As part of the Malay Heritage Centre’s exhibition on batik, seven Singapore-based artists were commissioned to present their take on the traditional art form in an exhibition called “Of Wax, Dyes & Labour”.
Batik, is of course, not at all easy to make. The Indonesian fabric technique involves a tremendous amount of patience and attention to detail — one would need to carefully apply wax on the patterns, soak the cloth in dye, remove the wax, and repeat the whole process until complete.
For her contribution to the exhibition, local artist Toh Bee Suan (known by her moniker Almostasthma) combined the ancient Indonesian art form with another ancient (ish) Singaporean art form. We’re talking about the hundreds of prohibitory signs scattered across the island to forbid people from committing illegal things. No smoking, no feeding of pigeons, no bringing of durians onto trains, and more.
Her piece, called “Expensive Kebaya” is her attempt to create Singapore’s own unique fabric by using found prohibitory signs. But why these widespread symbols?
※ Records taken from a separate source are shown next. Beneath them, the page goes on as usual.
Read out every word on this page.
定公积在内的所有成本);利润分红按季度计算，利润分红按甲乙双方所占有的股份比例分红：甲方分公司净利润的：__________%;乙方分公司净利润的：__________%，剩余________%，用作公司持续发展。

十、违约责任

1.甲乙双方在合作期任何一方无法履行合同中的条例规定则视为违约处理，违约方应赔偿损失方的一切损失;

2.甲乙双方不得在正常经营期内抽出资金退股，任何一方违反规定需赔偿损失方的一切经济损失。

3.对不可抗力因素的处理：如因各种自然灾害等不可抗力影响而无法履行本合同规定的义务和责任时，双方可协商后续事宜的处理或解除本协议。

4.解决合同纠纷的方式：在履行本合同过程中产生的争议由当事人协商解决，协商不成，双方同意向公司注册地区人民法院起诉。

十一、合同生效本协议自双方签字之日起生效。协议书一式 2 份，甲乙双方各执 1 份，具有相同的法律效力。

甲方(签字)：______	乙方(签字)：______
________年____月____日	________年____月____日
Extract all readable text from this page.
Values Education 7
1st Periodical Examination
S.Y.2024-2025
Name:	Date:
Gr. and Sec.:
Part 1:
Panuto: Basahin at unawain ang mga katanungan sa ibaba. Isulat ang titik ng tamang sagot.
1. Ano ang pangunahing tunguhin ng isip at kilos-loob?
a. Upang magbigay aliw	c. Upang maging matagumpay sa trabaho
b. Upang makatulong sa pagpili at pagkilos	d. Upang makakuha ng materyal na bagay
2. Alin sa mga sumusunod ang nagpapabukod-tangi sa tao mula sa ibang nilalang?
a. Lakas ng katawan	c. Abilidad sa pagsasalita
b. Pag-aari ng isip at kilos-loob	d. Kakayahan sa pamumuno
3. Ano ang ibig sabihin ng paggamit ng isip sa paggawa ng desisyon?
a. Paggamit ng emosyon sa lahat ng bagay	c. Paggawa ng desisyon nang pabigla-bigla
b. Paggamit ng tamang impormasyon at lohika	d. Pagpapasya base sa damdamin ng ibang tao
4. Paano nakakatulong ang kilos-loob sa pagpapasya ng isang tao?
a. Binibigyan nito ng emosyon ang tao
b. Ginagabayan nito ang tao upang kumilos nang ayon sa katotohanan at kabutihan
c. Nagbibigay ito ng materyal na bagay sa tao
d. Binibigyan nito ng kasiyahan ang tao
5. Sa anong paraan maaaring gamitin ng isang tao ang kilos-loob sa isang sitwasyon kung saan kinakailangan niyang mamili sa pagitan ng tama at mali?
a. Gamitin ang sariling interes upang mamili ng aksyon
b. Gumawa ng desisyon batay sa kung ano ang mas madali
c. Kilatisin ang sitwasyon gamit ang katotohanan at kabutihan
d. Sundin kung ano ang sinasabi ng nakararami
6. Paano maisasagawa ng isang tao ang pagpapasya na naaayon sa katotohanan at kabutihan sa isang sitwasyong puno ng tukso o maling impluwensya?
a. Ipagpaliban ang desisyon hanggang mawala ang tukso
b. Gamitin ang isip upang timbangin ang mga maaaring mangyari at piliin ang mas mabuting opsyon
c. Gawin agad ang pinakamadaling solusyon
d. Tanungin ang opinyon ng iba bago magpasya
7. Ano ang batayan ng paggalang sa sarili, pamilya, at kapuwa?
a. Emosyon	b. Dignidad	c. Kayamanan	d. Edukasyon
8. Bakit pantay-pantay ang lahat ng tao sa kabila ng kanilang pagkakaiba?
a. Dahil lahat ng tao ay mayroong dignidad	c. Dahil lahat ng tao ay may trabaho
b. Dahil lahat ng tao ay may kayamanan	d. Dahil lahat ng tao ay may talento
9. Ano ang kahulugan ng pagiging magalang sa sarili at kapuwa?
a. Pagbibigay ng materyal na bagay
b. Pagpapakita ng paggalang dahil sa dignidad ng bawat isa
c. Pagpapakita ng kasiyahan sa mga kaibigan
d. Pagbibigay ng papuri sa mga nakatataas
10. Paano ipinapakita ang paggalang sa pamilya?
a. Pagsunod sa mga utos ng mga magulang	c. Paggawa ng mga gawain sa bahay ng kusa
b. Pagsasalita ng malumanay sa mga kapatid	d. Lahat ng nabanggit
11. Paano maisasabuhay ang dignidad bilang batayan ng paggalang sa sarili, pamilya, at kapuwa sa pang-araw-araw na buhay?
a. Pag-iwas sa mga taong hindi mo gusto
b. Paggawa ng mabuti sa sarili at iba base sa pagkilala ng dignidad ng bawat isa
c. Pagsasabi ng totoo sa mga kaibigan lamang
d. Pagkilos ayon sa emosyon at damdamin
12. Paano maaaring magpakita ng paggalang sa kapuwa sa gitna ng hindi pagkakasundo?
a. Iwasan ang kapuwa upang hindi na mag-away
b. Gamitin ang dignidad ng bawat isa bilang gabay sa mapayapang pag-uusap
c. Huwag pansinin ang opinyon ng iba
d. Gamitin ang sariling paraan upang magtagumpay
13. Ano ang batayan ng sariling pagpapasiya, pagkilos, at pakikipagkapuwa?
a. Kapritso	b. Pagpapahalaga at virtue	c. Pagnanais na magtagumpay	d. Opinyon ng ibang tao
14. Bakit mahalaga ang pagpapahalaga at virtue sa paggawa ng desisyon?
“I’ve been collecting prohibitory signs designs I’ve seen in Singapore since 2014 (cc: @singaporeprohibitorysigns) because it speaks a lot about the society we live in,” she told Coconuts Singapore, adding that she needed quite a bit of help to execute one of her most ambitious projects so far. “When I got the opportunity for this exhibition, I knew it will be a good platform to showcase this project.”
The result is something that can be assuredly declared as uniquely Singaporean.
“Expensive Kebaya” can be checked out at the Malay Heritage Centre until the exhibition’s closing date this Saturday.